A tendência de "silenciamento de ruído" mental sobre substâncias foi notada primeiramente em fóruns de pacientes, mas agora ganha respaldo acadêmico e clínico. Para a médica Nora Volkow, diretora do National Institute on Drug Abuse (NIDA) dos Estados Unidos, em declaração ao jornal The New York Times, o fenômeno é consistente. "Estamos ouvindo pacientes dizerem que perderam o interesse no álcool e nos cigarros quase da noite para o dia após começarem o tratamento com análogos de GLP-1. Existe um interesse que vai além da perda de peso; o que estamos vendo é uma mudança profunda na neurologia do vício", explica a especialista.

Para o setor de saúde, esse movimento representa uma mudança estrutural na forma como a obesidade e as dependências são tratadas. Volkow (citada anteriormente) reforça que o medicamento atua na base biológica da vontade. "Esses medicamentos estão nos mostrando que o controle do desejo não é apenas uma questão de força de vontade, mas de biologia cerebral que agora podemos modular de forma segura", diz a diretora.

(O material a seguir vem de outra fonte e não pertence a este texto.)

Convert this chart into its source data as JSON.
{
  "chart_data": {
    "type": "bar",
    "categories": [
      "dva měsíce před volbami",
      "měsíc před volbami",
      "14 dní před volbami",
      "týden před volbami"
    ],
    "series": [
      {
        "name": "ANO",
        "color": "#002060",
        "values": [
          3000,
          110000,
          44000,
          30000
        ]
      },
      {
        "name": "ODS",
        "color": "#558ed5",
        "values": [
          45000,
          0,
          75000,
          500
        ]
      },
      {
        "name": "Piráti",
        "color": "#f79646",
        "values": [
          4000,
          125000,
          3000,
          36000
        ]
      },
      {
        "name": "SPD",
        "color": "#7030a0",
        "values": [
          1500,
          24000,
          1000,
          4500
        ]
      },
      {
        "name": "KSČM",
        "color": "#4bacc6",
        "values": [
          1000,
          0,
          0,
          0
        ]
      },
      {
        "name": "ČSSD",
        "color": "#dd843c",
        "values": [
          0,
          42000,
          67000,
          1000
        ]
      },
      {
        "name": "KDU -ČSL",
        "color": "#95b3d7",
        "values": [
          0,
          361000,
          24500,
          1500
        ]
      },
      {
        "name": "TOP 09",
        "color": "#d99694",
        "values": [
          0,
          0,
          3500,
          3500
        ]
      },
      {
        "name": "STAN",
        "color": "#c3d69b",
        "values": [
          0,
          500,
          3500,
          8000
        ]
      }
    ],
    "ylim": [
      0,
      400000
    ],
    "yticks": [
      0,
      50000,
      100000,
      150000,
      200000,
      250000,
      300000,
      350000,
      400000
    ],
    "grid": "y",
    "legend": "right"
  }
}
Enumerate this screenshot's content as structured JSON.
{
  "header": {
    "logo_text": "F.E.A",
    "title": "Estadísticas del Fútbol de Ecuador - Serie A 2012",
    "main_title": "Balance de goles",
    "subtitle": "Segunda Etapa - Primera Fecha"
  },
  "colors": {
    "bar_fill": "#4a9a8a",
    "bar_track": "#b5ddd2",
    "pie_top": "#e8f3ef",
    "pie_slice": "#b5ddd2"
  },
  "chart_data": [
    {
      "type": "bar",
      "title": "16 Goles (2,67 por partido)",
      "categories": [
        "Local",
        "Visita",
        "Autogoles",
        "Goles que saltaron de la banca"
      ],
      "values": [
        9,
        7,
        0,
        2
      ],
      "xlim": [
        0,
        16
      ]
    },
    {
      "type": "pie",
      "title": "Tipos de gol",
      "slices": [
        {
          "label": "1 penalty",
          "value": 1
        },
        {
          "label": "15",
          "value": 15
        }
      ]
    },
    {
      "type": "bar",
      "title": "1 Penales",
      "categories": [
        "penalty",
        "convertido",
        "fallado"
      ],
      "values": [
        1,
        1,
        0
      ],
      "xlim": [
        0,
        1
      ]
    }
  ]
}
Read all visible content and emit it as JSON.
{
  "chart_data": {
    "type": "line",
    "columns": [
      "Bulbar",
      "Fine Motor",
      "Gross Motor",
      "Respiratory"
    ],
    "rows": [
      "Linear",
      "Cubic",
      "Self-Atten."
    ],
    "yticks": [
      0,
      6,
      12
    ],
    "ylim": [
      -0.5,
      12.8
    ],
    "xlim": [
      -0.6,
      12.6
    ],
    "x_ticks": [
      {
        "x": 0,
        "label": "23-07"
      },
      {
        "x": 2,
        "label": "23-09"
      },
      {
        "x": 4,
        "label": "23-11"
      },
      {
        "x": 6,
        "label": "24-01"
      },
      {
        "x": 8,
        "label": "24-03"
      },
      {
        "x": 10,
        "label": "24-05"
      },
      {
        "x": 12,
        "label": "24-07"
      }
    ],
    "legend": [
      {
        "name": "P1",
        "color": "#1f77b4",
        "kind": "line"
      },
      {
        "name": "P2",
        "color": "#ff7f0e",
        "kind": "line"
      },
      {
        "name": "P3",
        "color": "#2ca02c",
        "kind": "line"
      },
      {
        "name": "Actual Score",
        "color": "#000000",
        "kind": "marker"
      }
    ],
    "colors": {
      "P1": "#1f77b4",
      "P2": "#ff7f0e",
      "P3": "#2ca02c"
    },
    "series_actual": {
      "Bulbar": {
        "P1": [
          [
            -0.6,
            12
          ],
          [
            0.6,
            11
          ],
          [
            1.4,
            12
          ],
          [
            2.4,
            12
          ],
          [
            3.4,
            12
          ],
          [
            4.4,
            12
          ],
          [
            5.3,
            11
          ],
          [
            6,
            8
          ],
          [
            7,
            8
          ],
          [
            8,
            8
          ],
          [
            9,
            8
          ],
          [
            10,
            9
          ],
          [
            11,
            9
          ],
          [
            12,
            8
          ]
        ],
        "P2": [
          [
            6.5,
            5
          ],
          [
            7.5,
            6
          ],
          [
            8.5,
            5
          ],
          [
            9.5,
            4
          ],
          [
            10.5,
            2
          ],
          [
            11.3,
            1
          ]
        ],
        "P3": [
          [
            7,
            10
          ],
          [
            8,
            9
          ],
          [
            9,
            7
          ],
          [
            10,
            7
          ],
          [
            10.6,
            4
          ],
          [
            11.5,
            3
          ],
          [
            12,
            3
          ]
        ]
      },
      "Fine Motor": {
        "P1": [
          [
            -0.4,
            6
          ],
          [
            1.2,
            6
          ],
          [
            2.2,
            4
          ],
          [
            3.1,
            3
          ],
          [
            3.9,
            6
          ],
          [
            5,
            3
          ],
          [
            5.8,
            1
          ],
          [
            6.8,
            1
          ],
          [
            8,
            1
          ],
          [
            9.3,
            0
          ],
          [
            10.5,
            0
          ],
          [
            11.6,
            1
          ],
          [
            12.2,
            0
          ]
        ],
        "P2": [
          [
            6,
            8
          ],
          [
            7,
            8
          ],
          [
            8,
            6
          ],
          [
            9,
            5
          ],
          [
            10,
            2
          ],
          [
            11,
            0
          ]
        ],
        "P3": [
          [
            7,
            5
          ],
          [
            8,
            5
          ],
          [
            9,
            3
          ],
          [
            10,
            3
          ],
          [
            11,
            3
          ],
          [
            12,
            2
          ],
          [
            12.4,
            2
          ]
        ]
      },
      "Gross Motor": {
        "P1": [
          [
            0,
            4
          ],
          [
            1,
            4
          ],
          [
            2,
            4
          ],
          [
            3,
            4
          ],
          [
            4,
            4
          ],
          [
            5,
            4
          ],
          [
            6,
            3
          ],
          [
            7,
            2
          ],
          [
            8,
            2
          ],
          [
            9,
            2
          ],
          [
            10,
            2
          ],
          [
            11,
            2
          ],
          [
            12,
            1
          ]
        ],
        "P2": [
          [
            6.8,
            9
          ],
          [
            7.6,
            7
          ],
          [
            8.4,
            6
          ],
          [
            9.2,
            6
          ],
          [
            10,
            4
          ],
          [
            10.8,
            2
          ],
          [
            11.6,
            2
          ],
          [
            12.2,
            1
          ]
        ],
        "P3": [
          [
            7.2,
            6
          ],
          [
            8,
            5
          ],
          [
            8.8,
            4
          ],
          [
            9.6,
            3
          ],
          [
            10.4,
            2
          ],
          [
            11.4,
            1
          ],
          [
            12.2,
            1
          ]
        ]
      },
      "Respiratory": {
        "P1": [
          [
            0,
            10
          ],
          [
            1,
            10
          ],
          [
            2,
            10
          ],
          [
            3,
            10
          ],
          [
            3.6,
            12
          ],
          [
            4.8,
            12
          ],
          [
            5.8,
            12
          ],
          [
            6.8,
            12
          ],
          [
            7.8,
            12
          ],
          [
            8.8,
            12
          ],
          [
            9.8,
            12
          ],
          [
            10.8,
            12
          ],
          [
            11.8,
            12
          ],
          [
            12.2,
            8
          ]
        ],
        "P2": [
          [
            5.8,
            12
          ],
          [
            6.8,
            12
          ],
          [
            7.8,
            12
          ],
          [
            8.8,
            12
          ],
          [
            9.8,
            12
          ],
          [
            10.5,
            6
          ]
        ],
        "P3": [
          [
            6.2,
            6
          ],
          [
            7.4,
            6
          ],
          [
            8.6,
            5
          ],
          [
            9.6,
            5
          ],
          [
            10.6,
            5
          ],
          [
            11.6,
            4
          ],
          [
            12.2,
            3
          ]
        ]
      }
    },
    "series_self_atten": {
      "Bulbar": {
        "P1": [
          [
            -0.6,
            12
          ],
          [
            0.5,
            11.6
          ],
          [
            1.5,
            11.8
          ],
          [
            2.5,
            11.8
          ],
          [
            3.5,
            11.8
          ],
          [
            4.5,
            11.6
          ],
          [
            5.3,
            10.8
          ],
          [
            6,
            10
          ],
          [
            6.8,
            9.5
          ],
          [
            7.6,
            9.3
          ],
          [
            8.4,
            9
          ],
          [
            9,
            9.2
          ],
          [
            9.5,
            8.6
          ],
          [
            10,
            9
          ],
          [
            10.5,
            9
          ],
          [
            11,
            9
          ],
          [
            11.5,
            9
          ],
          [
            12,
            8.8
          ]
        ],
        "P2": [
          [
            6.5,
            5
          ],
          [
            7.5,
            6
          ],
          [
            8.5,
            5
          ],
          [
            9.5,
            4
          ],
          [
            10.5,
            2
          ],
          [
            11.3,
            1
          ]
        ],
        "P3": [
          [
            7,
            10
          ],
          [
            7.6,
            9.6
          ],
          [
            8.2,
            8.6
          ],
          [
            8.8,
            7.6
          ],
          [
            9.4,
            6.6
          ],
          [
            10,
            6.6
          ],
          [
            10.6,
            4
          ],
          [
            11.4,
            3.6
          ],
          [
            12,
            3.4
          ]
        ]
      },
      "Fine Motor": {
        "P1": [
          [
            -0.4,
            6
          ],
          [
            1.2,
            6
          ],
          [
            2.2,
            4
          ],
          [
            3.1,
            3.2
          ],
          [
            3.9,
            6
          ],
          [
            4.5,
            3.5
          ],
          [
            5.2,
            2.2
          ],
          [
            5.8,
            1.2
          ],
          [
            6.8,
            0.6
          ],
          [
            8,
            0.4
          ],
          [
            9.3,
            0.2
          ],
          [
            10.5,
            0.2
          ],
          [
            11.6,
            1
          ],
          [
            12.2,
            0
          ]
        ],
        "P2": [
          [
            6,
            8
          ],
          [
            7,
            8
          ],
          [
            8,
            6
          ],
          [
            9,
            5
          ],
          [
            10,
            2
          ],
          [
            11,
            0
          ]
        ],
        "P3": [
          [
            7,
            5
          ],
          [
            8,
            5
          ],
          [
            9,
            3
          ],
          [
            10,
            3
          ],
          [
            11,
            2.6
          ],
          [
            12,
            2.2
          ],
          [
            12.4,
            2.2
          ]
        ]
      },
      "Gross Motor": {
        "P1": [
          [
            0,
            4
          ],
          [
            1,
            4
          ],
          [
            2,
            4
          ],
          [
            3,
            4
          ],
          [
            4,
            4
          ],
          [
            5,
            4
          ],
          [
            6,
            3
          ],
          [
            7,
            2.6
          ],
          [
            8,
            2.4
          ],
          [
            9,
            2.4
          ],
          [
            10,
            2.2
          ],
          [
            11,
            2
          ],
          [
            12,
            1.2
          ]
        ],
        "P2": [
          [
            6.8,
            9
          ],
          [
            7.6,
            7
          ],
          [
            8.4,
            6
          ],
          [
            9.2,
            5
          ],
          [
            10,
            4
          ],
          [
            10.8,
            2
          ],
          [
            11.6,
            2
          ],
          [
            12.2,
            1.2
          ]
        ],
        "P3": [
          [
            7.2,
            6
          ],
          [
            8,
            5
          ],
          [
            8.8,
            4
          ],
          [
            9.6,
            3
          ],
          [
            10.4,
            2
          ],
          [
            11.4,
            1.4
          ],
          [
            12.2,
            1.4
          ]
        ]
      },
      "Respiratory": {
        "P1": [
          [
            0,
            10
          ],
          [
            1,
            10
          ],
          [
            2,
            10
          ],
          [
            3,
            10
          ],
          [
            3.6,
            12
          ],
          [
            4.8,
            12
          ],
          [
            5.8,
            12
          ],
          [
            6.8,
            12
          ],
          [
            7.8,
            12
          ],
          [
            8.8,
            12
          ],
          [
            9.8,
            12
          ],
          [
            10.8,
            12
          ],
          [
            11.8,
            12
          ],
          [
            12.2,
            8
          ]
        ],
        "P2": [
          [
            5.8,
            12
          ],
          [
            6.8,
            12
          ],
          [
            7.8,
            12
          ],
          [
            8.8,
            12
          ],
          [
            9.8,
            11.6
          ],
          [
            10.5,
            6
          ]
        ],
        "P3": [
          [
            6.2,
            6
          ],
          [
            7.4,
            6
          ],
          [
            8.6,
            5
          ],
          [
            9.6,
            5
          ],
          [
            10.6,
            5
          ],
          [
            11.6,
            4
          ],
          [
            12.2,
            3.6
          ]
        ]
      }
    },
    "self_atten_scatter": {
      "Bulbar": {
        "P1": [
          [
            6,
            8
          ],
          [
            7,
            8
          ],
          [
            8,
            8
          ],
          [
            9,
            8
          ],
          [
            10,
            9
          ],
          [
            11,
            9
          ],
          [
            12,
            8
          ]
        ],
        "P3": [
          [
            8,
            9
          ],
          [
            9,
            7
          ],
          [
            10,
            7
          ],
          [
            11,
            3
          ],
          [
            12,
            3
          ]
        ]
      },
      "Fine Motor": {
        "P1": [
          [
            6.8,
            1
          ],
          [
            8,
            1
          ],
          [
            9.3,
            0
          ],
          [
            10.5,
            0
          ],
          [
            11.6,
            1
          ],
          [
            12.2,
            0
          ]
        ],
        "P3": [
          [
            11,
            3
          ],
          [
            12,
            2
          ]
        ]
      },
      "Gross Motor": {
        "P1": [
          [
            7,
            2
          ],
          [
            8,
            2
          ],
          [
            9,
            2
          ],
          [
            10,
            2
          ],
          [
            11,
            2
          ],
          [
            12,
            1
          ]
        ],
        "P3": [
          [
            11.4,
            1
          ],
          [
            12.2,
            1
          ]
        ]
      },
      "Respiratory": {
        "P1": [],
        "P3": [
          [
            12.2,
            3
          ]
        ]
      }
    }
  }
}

Apesar do otimismo, os especialistas alertam que a medicação ainda não foi aprovada formalmente para o tratamento de vícios pelas agências reguladoras como a Anvisa ou o FDA. Contudo, com a publicação de estudos em veículos de alto impacto como a Nature, a expectativa é que novas diretrizes clínicas surjam em breve, transformando o Ozempic (mencionado no início) em uma ferramenta multifacetada para a saúde pública global.